The Grove is also the site of a curious carving above the Beckington Room. It is known as the Bishop’s Rebus and is a visual pun of Beckington’s name. It depicts a flaming beacon, or a beck, sitting in a tun barrel. A beck in a tun, or Beckington. There are examples of carvings on other beneficiaries of Beckington, including on the rectory in Sutton Courtney, and the most well-known display of the bishop’s rebus is on penniless porch in Wells where Beckington served as bishop.

Front Quad

In Front Quad, the origins of climbing plants on the walls goes back to the second founder of Lincoln, Thomas Rotherham, when in 1474 he visited the college and preached the psalm: “Behold, and visit this vine, and complete it. which Thy right hand hath founded”. The psalm is still sung to this day at the installation of a new Rector.

Rotherham was moved by this and subsequently made a generous donation to complete the college. To commemorate his generosity a vine was planted in the quad and since at least one climbing plant has been grown on the walls. Today we don’t have a vine but two plant species covering the walls. The smaller of which is a climbing hydrangea (Hydrangea petiolaris) and perhaps Lincoln’s most well-known horticultural asset, the Boston Ivy (Parthenocissus tricuspidate). It is often misidentified as Virginia Creeper but the two can be distinguished by the leaf shape. Boston Ivy has three points on the leaf, hence the epithet ‘tricuspidate’, whereas Virginia Creeper with the epithet ‘quinquefolia’ has five.

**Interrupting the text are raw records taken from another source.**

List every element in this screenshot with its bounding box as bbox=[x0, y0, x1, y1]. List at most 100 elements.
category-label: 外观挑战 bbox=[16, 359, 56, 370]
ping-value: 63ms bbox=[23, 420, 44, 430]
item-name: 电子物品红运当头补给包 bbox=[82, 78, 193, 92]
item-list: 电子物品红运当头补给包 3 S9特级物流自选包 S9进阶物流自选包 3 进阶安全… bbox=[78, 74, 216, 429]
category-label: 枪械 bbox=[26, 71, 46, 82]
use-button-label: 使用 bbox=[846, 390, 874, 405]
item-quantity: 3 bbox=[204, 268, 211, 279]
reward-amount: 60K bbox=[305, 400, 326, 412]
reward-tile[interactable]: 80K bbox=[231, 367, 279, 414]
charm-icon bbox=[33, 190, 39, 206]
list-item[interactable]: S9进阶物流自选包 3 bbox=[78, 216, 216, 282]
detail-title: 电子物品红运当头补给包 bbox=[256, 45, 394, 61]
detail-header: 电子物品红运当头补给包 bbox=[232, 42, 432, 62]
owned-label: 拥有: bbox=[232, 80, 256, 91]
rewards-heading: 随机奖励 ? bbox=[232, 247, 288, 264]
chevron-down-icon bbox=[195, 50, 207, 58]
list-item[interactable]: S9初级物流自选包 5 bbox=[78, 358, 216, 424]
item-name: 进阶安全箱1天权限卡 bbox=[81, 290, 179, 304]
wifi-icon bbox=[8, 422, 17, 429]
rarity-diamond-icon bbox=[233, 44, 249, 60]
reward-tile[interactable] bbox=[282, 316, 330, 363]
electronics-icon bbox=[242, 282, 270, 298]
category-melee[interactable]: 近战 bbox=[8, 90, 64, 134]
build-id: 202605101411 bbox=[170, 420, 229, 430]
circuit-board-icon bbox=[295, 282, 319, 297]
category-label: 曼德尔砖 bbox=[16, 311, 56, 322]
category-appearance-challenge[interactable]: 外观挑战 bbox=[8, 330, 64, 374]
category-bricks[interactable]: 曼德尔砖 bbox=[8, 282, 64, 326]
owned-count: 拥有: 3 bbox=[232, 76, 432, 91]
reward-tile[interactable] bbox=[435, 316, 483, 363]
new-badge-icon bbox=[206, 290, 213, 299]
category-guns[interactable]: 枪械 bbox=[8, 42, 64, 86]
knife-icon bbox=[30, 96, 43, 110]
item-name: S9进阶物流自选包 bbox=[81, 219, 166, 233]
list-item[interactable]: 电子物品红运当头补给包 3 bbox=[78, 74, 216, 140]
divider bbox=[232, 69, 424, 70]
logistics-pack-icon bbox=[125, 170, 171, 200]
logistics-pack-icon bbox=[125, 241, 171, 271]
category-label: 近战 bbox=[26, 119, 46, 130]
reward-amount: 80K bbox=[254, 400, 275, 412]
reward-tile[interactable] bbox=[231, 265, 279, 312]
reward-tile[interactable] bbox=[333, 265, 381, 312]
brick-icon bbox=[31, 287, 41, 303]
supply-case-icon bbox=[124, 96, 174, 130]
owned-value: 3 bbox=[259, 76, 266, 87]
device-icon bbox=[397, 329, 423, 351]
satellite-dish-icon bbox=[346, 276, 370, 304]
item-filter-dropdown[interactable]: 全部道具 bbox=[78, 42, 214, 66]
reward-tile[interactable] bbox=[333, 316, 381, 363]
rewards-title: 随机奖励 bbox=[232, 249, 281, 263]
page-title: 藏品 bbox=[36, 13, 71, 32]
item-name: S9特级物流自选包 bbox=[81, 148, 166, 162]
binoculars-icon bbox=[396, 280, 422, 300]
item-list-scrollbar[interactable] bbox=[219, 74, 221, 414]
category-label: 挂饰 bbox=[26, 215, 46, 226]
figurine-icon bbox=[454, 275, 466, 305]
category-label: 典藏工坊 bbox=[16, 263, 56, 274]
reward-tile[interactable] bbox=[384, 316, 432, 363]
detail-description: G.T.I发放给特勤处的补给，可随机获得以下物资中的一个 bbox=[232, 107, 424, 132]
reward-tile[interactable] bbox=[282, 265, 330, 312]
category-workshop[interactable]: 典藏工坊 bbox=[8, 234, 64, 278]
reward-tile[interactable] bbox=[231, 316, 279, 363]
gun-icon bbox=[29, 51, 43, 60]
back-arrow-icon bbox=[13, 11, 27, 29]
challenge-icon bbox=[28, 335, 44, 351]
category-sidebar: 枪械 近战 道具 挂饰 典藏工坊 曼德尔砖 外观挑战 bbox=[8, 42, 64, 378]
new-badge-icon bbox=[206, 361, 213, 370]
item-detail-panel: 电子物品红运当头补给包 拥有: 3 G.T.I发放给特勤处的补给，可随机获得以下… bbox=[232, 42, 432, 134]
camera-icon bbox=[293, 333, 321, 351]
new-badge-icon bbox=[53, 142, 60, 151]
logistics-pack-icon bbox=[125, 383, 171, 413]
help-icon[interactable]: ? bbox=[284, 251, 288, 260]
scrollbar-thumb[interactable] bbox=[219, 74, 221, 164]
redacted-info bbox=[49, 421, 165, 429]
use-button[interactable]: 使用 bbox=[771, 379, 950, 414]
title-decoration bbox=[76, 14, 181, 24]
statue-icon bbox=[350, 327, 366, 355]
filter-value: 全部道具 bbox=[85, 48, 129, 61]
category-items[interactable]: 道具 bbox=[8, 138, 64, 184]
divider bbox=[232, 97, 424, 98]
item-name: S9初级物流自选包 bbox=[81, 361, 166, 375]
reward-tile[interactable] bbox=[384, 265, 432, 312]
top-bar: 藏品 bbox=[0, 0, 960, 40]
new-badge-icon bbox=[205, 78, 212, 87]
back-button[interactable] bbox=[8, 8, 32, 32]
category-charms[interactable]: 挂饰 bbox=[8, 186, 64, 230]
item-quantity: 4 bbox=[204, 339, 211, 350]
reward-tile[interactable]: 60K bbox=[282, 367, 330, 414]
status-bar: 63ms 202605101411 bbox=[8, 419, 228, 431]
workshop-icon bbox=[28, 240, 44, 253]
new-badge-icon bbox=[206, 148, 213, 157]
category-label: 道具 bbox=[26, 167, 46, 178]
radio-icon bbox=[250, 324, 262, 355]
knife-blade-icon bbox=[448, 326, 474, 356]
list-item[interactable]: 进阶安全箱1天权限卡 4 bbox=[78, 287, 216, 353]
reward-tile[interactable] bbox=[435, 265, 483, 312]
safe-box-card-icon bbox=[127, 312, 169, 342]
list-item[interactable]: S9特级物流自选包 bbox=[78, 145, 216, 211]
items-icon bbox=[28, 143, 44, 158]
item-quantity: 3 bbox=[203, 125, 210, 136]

Front Quad also features the quintessential Oxford college formal lawn. Prior to the late Victorian era, lawns were mostly limited to the upper classes as they were labor intensive and costly to maintain and so were a real show of wealth. This all changed when the first petrol powered lawn mowers became available making well-kept lawns more achievable in the middle classes and this is when most colleges followed suit and started to lay turf. The lawn at Lincoln was first laid in 1947, prior to which it served as a functional, domestic space probably of compacted dirt or gravel. Merton and Corpus are the rare examples where the original paved front quads still exist today.

Chapel Quad

The Chapel was built in 1630, but somewhat surprisingly prior to this it was the site of a college bowling alley. In 1617, a record exists for 12d spent of “mending the wall in the bowling alley” with the last record of 3s 8d “for the bowling alley” spent in 1625. With the Chapel being built in 1630, it is likely that the bowling alley was demolished to make way for construction of the Chapel.

Rector’s Garden

The land which the Rector’s Garden now occupies was originally owned by Abingdon Abbey. The College bought this land in around 1517, when the Rector Thomas Drax, the Bursar Thomas Bassett and their lawyer were given 8d from the College accounts for wine to “make a bargain for the vacant ground against our gate”. Presumably they believed the monks of Abingdon abbey would be more agreeable to selling their land if they were given wine! What is now the Rector’s Garden used to be the Fellows Garden and the two were exchanged after construction of the current Rector’s lodgings in the late 1920’s.

Fellows’ Garden

The current Fellow’s Garden was also the site of a late medieval side street known as ‘Rotten Row’. It probably got the nickname because of dilapidated cottages and pits which were possibly used for disposing of rubbish. During construction of the Berrow Foundation building in 2013, archeologists found evidence of a bakery, metal works and a well. It was demolished in the late 17th century and the land was incorporated into the gardens. The north wall of the well house, however, was retained and this formed the boundary between the Rector’s and Fellow’s gardens until it was removed during construction. Now the two gardens are free flowing with the Rector’s Garden screened off with a multi-stem katsura tree.